Le Cirque World's Top Performers
- Company type: Private
- Industry: Entertainment
- Founded: 2015; 10 years ago in Italy
- Founder: Gianpiero Garelli
- Headquarters: Italy
- Area served: Europe
- Key people: Onofrio Colucci; Anatoliy Zalevskyy;
- Number of employees: 70+
- Website: lecirquetopperformers.com

= Le Cirque World's Top Performers =

Italian circus entertainment company

Le Cirque World's Top Performers is a contemporary circus company based in Italy, founded in 2015 on the initiative of the entrepreneur Gianpiero Garelli, and it presents circus entertainment shows which include balancing, acrobatics, tightrope walking, contortionism, juggling, comedy, dance, and music. The company is made up of over 70 artists from all over the world. Animals are never used in their shows. The artists have a background of performing with other famous "new circus" troupes and shows including Nouveau Cirque, Slava's Snowshow, and Cirque du Soleil.

==ALIS==
In 2016, Le Cirque made its debut in the Italian city of Lucca, premiering their first show, titled ALIS. The performance was inspired by Alice in Wonderland and the fantastic literature of the 1800s.

The first tour took place in a traditional circus tent, with 33 shows in 9 cities: Ancona, Ascoli Piceno, Chieti, Piacenza, Riccione, Viterbo, Lucca, Bergamo, Alba. The next six tours were staged in the arenas and theatres of other Italian cities, including Brescia, Turin, Genoa, Forlì, Bologna, Padua, Florence, Bolzano, Trieste, and Milan.

The eighth tour took place in Switzerland between March and April 2019, in Lugano, Zürich, Lausanne, Basel, and Geneva.

The ninth ALIS tour, titled Nuovo Alis (new Alis), took place in Italy between December 2019 and January 2020.
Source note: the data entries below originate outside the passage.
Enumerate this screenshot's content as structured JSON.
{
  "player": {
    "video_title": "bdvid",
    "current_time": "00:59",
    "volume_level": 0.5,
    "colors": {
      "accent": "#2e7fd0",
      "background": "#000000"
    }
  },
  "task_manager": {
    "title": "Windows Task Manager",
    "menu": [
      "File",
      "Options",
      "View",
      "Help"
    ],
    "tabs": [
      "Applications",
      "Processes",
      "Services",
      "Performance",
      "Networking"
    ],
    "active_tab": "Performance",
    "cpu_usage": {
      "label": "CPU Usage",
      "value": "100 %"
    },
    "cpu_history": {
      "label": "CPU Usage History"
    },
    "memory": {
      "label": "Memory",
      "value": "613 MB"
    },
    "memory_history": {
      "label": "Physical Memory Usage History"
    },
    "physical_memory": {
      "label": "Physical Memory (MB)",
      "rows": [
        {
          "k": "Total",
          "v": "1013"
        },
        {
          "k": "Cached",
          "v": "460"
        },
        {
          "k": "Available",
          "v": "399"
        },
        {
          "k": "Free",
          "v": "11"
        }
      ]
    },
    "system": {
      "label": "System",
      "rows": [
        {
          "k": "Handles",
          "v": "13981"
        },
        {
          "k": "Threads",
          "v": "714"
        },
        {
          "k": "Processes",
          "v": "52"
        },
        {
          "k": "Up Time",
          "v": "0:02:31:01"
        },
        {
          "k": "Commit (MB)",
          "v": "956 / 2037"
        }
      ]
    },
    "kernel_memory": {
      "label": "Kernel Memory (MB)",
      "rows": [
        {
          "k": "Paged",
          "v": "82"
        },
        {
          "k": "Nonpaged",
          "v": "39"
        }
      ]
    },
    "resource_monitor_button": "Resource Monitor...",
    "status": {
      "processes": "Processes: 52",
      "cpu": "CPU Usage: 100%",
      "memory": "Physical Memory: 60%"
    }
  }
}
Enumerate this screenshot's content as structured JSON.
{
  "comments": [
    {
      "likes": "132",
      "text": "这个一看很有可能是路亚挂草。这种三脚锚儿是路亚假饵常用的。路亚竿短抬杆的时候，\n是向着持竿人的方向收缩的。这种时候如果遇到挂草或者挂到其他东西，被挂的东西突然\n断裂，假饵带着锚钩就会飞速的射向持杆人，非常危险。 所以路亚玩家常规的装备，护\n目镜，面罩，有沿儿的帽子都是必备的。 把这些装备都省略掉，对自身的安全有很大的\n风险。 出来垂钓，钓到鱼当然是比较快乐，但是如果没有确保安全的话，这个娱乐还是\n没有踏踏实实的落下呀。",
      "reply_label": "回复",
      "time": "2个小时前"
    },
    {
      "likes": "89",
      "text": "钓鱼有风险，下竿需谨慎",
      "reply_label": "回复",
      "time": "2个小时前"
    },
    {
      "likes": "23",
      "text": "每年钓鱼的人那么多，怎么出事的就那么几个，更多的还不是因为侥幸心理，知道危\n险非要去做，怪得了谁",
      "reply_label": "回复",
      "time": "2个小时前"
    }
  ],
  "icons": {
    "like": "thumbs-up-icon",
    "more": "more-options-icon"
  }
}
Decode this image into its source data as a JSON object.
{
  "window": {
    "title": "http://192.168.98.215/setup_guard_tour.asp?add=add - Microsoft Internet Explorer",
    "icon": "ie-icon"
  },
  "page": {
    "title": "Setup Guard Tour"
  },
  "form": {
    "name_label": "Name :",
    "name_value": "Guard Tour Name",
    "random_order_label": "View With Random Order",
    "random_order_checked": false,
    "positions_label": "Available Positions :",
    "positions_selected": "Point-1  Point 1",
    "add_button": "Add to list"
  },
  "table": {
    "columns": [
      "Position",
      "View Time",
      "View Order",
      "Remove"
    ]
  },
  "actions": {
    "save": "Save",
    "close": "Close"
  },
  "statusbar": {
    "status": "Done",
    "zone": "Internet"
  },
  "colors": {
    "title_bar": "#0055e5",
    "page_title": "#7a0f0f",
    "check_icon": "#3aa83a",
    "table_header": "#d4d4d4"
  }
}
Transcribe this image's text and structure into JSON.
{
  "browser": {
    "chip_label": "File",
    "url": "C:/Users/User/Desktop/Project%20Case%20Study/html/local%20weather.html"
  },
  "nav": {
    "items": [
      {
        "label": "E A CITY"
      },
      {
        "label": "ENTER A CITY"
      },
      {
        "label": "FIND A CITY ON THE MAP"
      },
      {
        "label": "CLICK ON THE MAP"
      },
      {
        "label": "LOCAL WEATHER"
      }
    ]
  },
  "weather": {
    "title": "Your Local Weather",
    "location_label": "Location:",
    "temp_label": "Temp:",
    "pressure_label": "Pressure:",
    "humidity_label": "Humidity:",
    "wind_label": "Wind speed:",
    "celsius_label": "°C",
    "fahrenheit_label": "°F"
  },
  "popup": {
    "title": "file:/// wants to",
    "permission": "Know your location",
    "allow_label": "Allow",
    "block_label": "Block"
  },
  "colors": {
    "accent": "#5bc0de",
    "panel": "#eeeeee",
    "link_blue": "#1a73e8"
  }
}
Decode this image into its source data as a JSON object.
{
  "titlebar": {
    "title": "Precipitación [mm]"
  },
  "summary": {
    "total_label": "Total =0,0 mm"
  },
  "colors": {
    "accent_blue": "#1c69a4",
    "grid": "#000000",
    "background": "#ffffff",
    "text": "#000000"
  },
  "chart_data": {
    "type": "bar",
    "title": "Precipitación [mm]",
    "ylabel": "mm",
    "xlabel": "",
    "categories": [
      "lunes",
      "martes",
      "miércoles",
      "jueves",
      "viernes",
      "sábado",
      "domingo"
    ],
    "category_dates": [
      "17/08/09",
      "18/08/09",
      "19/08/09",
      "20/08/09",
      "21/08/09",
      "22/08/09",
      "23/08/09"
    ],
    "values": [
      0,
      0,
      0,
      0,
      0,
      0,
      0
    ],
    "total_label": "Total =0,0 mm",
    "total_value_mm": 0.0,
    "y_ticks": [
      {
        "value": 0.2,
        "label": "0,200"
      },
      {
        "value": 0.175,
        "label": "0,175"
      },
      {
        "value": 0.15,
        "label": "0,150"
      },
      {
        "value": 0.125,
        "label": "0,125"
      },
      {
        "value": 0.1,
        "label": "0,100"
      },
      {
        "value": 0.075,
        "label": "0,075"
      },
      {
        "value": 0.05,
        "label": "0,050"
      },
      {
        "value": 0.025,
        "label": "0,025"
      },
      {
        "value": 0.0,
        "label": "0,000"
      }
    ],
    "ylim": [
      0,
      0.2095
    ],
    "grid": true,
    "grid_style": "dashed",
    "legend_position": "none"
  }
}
The artistic director of ALIS is Onofrio Colucci, an artist known for his starring role in Slava's Snowshow, for which he won the Lunas del Auditorio prize, as well as the Cirque du Soleil shows O, Zaia, and Zed.

==TILT==
On 15 May 2019, Le Cirque announced the production of their second show, named TILT, and loosely inspired by Steven Spielberg's movie Ready Player One.
The artistic director of TILT is Anatoliy Zalevskyy, who also worked for Cirque du Soleil and was awarded the Golden Clown at the International Circus Festival of Monte-Carlo in 1999.

The first Italian TILT tour is taking place between November 2019 and January 2020.